It's the greatest age ever for learning - provided you have a phone and decent internet connection. It's the overwhelming, over-abundant, infinitely beguiling sweetshop of knowledge and information we are walking through and living in - every single day.
So how it is possible not to feel you are missing out?
Spend time watching that great lecture on YouTube? You are missing out on listening to that podcast by one of your sporting or business heroes. Spend time in the evenings reading that great academic paper you got for free on PLOS ONE ? You are missing out on following that free MOOC. Spend some time learning data science? You are missing out on perfecting your writing or graphic abilities.

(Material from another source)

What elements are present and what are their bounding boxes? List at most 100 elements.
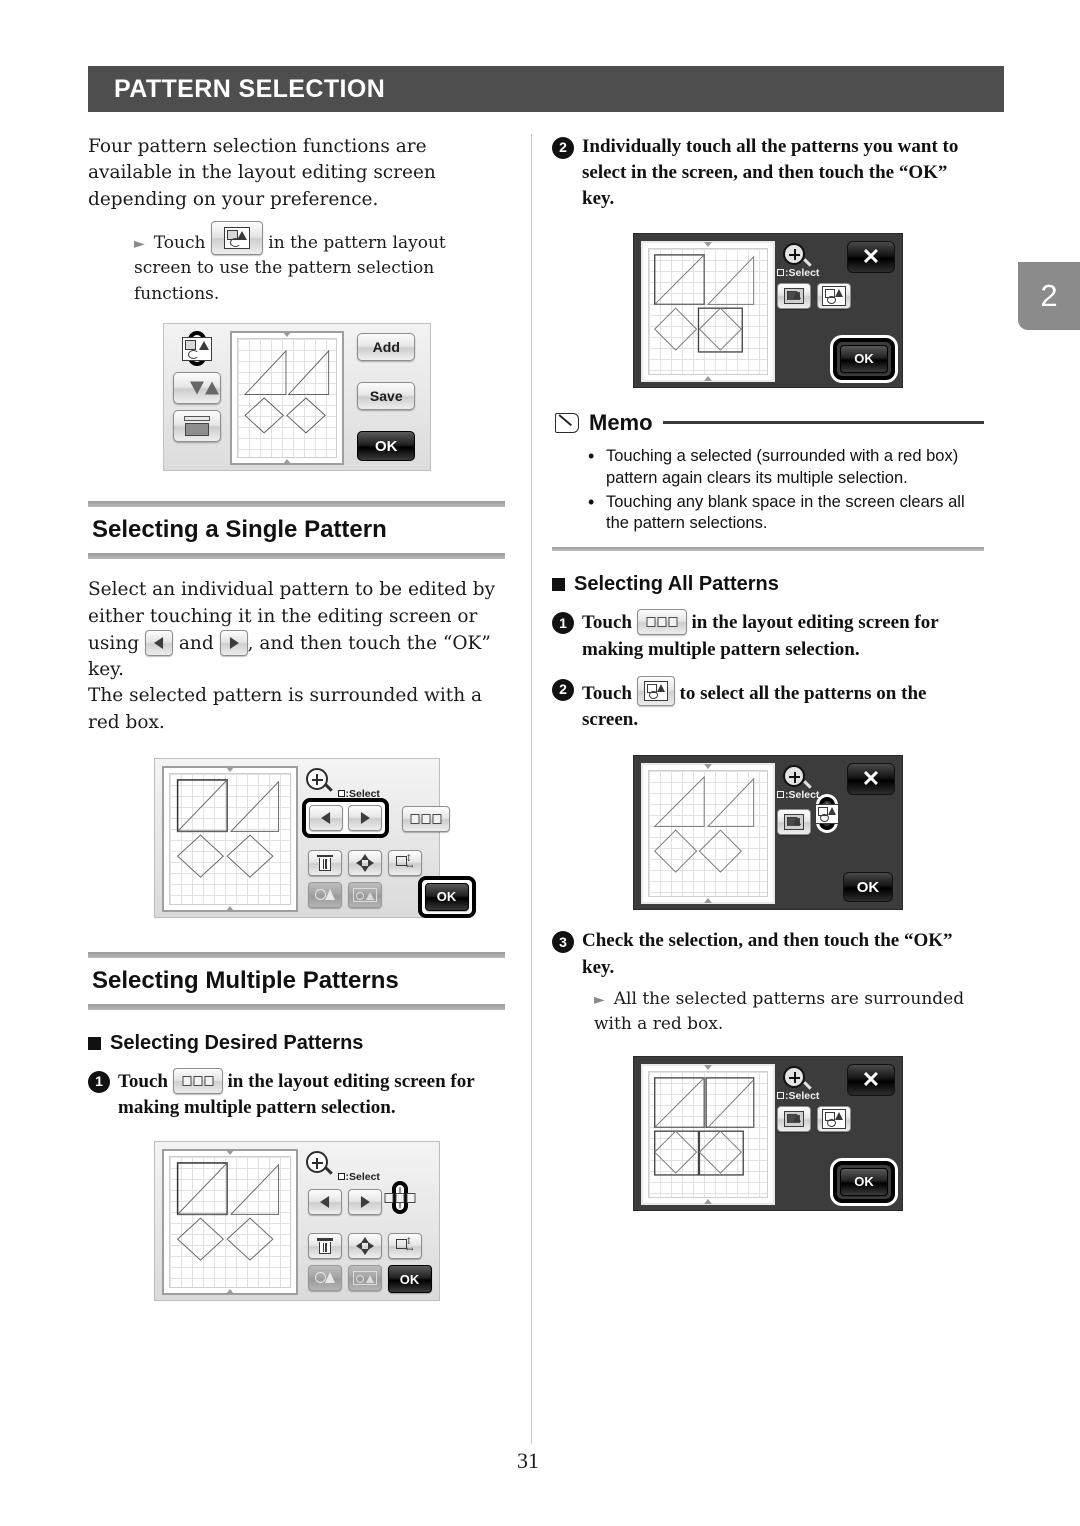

Same happens with your degree programme.
If you are studying a single honours degree, you are pretty much bound to feel: 'This is so narrow! Why do I need to learn all this stuff prescribed by my university department in pretty much the same way as it has been for decades? There's tons of stuff over there, in other departments and on other courses, which I also want to learn and which seems more relevant to my interests and goals.'
But if you do an interdisciplinary degree, you are pretty much bound to feel at some point: 'What I am doing is really broad and challenging. And I'm having to make my own connections between things I am learning. Wouldn't it be easier to do what so many of my friends are doing and just learn one "subject"? For one thing, I wouldn't have to keep explaining my degree to my friends and family! If I was doing just one, traditional subject then they wouldn't keep bugging me about whether I was getting "depth".'
Yes, I've skewed this because I think interdisciplinary degrees are more exciting and relevant than most single honours degrees for most people at this point in history. But I don't think interdisciplinary degrees really have a case to answer about providing 'depth' in academic subjects - at least not if they are structured correctly and require cognitive effort and serious outputs from students. One person's 'depth' in an academic subject is another's narrow specialism and collecting of pointless minutiae. But for sure it can feel like FOMO if everyone over there understands the traditions and parameters of their subject and you have to work things out for yourself, create your own meaning out of the combinations you are making and connections you are seeing.
What we call 'depth' is often associated with expertise. But much contemporary expertise is interdisciplinary or non-disciplinary. And, more interestingly, in many of the areas we care about today: climate change, sustainability, AI and ethics, financial reform, education, digital health, etc, you can only become an expert because of your interdisciplinarity, not in spite of it. This makes interdisciplinary education challenging, but this also makes it fun; better than fun, it makes it gripping! This is the cutting edge where new ideas are created and grasped.
There may be FOMO for an easier life while you are studying on your interdisciplinary programme. But almost nothing worth achieving is easy. So keep going. It's worth it.